Still barely able to think, I try to find my pants. I usually leave them by the cell phone chargers, but not tonight. I stumble across the cool almost-wooden floor toward my dresser, nearly falling over a hamper of clean laundry on the way. I once again find myself in front of the glow of the clocks. I feel around with my foot. There's something odd there. It's lumpy and hard and moving.
My keys!
I pick up my pants, feel around the belt, and grab my pager. I need to find some light to read why the damn thing was so upset. I should have remembered that the pager's got a back light, but like I said, I've got a condition.
There's the hallway, flooded with moonlight. Finally, I can see something. Not enough to read the pager's display, though. I step in the guest bathroom and flip the switch.
Pain.
I open my eyes to a squint just long enough to read the news: SSH to bismarck failed. That son of a bitch.
Down the stairs in the moonlight, across the front room to the datacenter, where I'm greeted by a familiar blue glow.
The pager, my personal siren, screams its song of hate.
Another system. Coincidence? It can't be, not like this. There's something larger at work here, and I need to get to the bottom of it.

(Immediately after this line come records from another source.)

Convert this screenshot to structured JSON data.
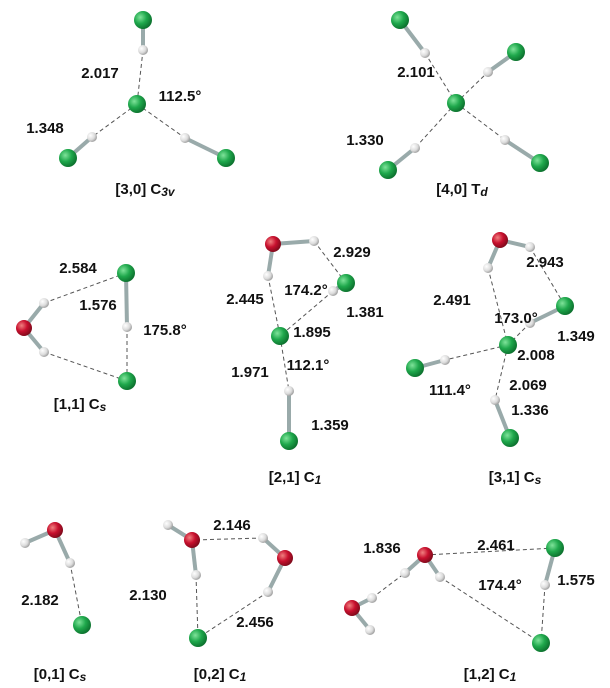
{
  "structures": [
    {
      "label": {
        "base": "[3,0] C",
        "sub": "3v"
      },
      "values": [
        "2.017",
        "112.5°",
        "1.348"
      ]
    },
    {
      "label": {
        "base": "[4,0] T",
        "sub": "d"
      },
      "values": [
        "2.101",
        "1.330"
      ]
    },
    {
      "label": {
        "base": "[1,1] C",
        "sub": "s"
      },
      "values": [
        "2.584",
        "1.576",
        "175.8°"
      ]
    },
    {
      "label": {
        "base": "[2,1] C",
        "sub": "1"
      },
      "values": [
        "2.929",
        "2.445",
        "174.2°",
        "1.381",
        "1.895",
        "1.971",
        "112.1°",
        "1.359"
      ]
    },
    {
      "label": {
        "base": "[3,1] C",
        "sub": "s"
      },
      "values": [
        "2.943",
        "2.491",
        "173.0°",
        "1.349",
        "2.008",
        "111.4°",
        "2.069",
        "1.336"
      ]
    },
    {
      "label": {
        "base": "[0,1] C",
        "sub": "s"
      },
      "values": [
        "2.182"
      ]
    },
    {
      "label": {
        "base": "[0,2] C",
        "sub": "1"
      },
      "values": [
        "2.146",
        "2.130",
        "2.456"
      ]
    },
    {
      "label": {
        "base": "[1,2] C",
        "sub": "1"
      },
      "values": [
        "1.836",
        "2.461",
        "174.4°",
        "1.575"
      ]
    }
  ]
}
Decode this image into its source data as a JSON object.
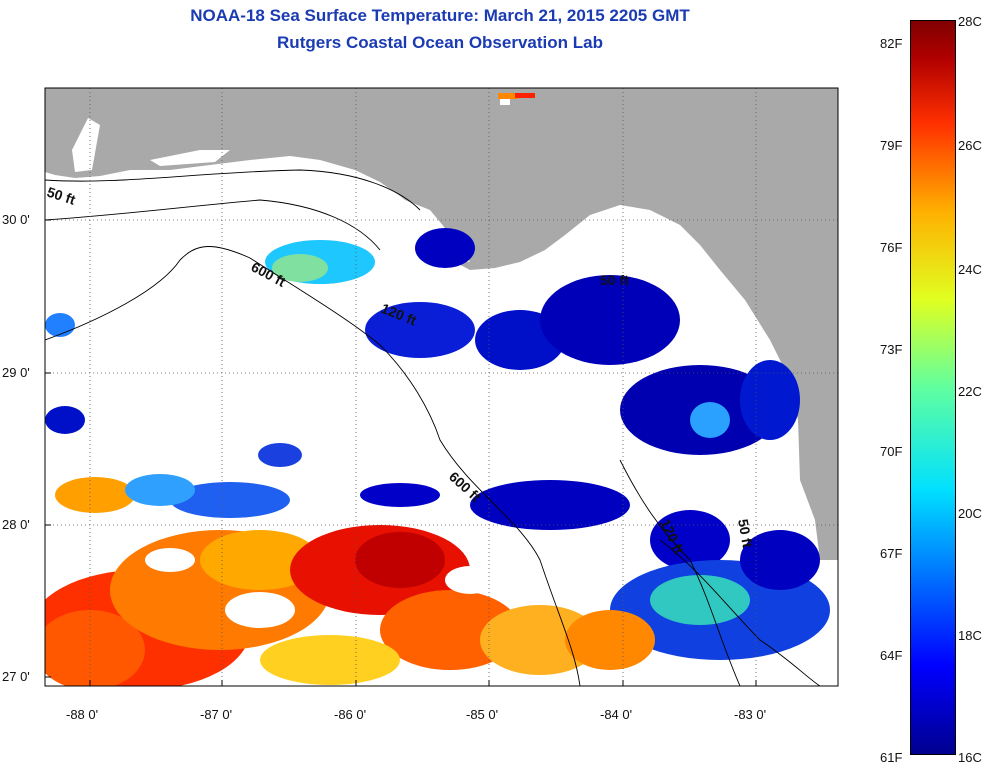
{
  "title": {
    "line1": "NOAA-18 Sea Surface Temperature:  March 21, 2015 2205 GMT",
    "line2": "Rutgers Coastal Ocean Observation Lab"
  },
  "map": {
    "x_ticks": [
      "-88 0'",
      "-87 0'",
      "-86 0'",
      "-85 0'",
      "-84 0'",
      "-83 0'"
    ],
    "y_ticks": [
      "30 0'",
      "29 0'",
      "28 0'",
      "27 0'"
    ],
    "contour_labels": {
      "shelf_50_west": "50 ft",
      "slope_600_north": "600 ft",
      "mid_120": "120 ft",
      "coast_50_east": "50 ft",
      "slope_600_south": "600 ft",
      "mid_120_south": "120 ft",
      "coast_50_south": "50 ft"
    },
    "colors": {
      "land": "#a9a9a9",
      "cloud_mask": "#ffffff",
      "cold": "#0000c8",
      "warm": "#e60000"
    }
  },
  "colorbar": {
    "fahrenheit": [
      "82F",
      "79F",
      "76F",
      "73F",
      "70F",
      "67F",
      "64F",
      "61F"
    ],
    "celsius": [
      "28C",
      "26C",
      "24C",
      "22C",
      "20C",
      "18C",
      "16C"
    ]
  }
}
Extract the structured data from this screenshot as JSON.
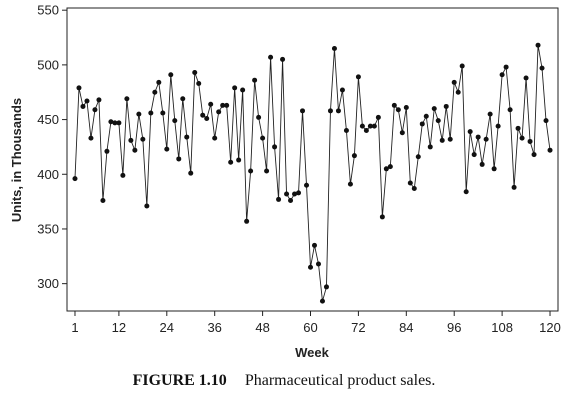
{
  "chart_data": {
    "type": "line",
    "title": "",
    "xlabel": "Week",
    "ylabel": "Units, in Thousands",
    "xlim": [
      -1,
      122
    ],
    "ylim": [
      275,
      552
    ],
    "xticks": [
      1,
      12,
      24,
      36,
      48,
      60,
      72,
      84,
      96,
      108,
      120
    ],
    "yticks": [
      300,
      350,
      400,
      450,
      500,
      550
    ],
    "grid": false,
    "markers": "filled-circle",
    "series": [
      {
        "x": [
          1,
          2,
          3,
          4,
          5,
          6,
          7,
          8,
          9,
          10,
          11,
          12,
          13,
          14,
          15,
          16,
          17,
          18,
          19,
          20,
          21,
          22,
          23,
          24,
          25,
          26,
          27,
          28,
          29,
          30,
          31,
          32,
          33,
          34,
          35,
          36,
          37,
          38,
          39,
          40,
          41,
          42,
          43,
          44,
          45,
          46,
          47,
          48,
          49,
          50,
          51,
          52,
          53,
          54,
          55,
          56,
          57,
          58,
          59,
          60,
          61,
          62,
          63,
          64,
          65,
          66,
          67,
          68,
          69,
          70,
          71,
          72,
          73,
          74,
          75,
          76,
          77,
          78,
          79,
          80,
          81,
          82,
          83,
          84,
          85,
          86,
          87,
          88,
          89,
          90,
          91,
          92,
          93,
          94,
          95,
          96,
          97,
          98,
          99,
          100,
          101,
          102,
          103,
          104,
          105,
          106,
          107,
          108,
          109,
          110,
          111,
          112,
          113,
          114,
          115,
          116,
          117,
          118,
          119,
          120
        ],
        "values": [
          396,
          479,
          462,
          467,
          433,
          459,
          468,
          376,
          421,
          448,
          447,
          447,
          399,
          469,
          431,
          422,
          455,
          432,
          371,
          456,
          475,
          484,
          456,
          423,
          491,
          449,
          414,
          469,
          434,
          401,
          493,
          483,
          454,
          451,
          464,
          433,
          457,
          463,
          463,
          411,
          479,
          413,
          477,
          357,
          403,
          486,
          452,
          433,
          403,
          507,
          425,
          377,
          505,
          382,
          376,
          382,
          383,
          458,
          390,
          315,
          335,
          318,
          284,
          297,
          458,
          515,
          458,
          477,
          440,
          391,
          417,
          489,
          444,
          440,
          444,
          444,
          452,
          361,
          405,
          407,
          463,
          459,
          438,
          461,
          392,
          387,
          416,
          446,
          453,
          425,
          460,
          449,
          431,
          462,
          432,
          484,
          475,
          499,
          384,
          439,
          418,
          434,
          409,
          432,
          455,
          405,
          444,
          491,
          498,
          459,
          388,
          442,
          433,
          488,
          430,
          418,
          518,
          497,
          449,
          422
        ]
      }
    ]
  },
  "caption": {
    "label": "FIGURE 1.10",
    "text": "Pharmaceutical product sales."
  }
}
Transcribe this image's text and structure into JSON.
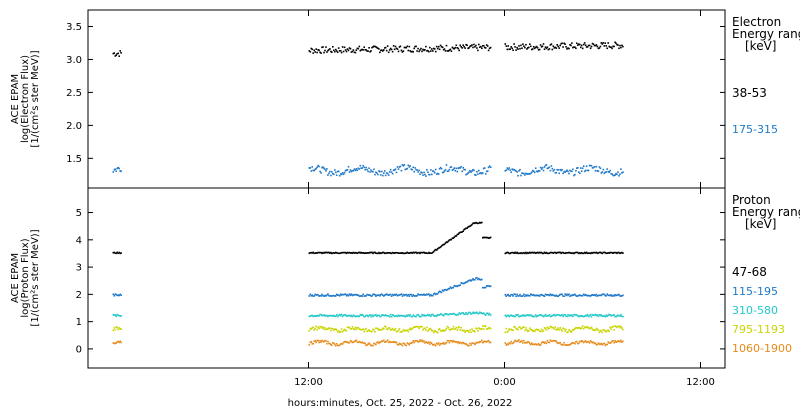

I'm beginning to feel alert. There's the keyboard. Sit down, move the mouse. The monitor comes out of suspend mode and I feel for it. I'm sorry buddy, but we're in this together.
It's time for action. I jump to my SSH window that's connected to eddie. It's not responding. Shit.
I throw open a new tab in Firefox. First step: turn off the automated paging. I send my browser on its way, but I'm met with failure. Ok, maybe it's localized. Try status.uiuc.edu. Same thing.
Now what?
I know it's a network problem. I know that if things aren't fixed soon, my pager will only get worse. I know that it's out of my hands. I know that if I'm needed, the opcenter will call my cell phone.
I turn the pager off and go to bed.
At 0720, the alarm goes off. It's calmer this time. I've got scheduled maintenance. sunlight is making its way around the curtains, so I make my way downstairs without issue. Status loads. They've at least fixed that. But it tells me that UIUCNet is still in an awfully sorry state and the Listserv work has been postponed.
Back to bed.
As if that weren't enough, a crucial (for me) part of SBC's network broke in Chicago yesterday. It got fixed in such a way that my router got caught in a state where it could ping a few hops into SBC's network, but it couldn't get to anything useful. As a result, my script that pings SBC's DNS servers every five minutes and reboots the switch in the case of failure didn't reboot it that one last time that was needed. Around midnight, I manually power-cycled it and things got be'ah.
Since the advertised URL for my website (ck.cx) uses both my DSL and UIUCNet, that amounts to a total of 28 hours of network unavailability over three days. That pulls me down to two 9's of website availability this year:
((365*24)-28)/(365*24) = .9968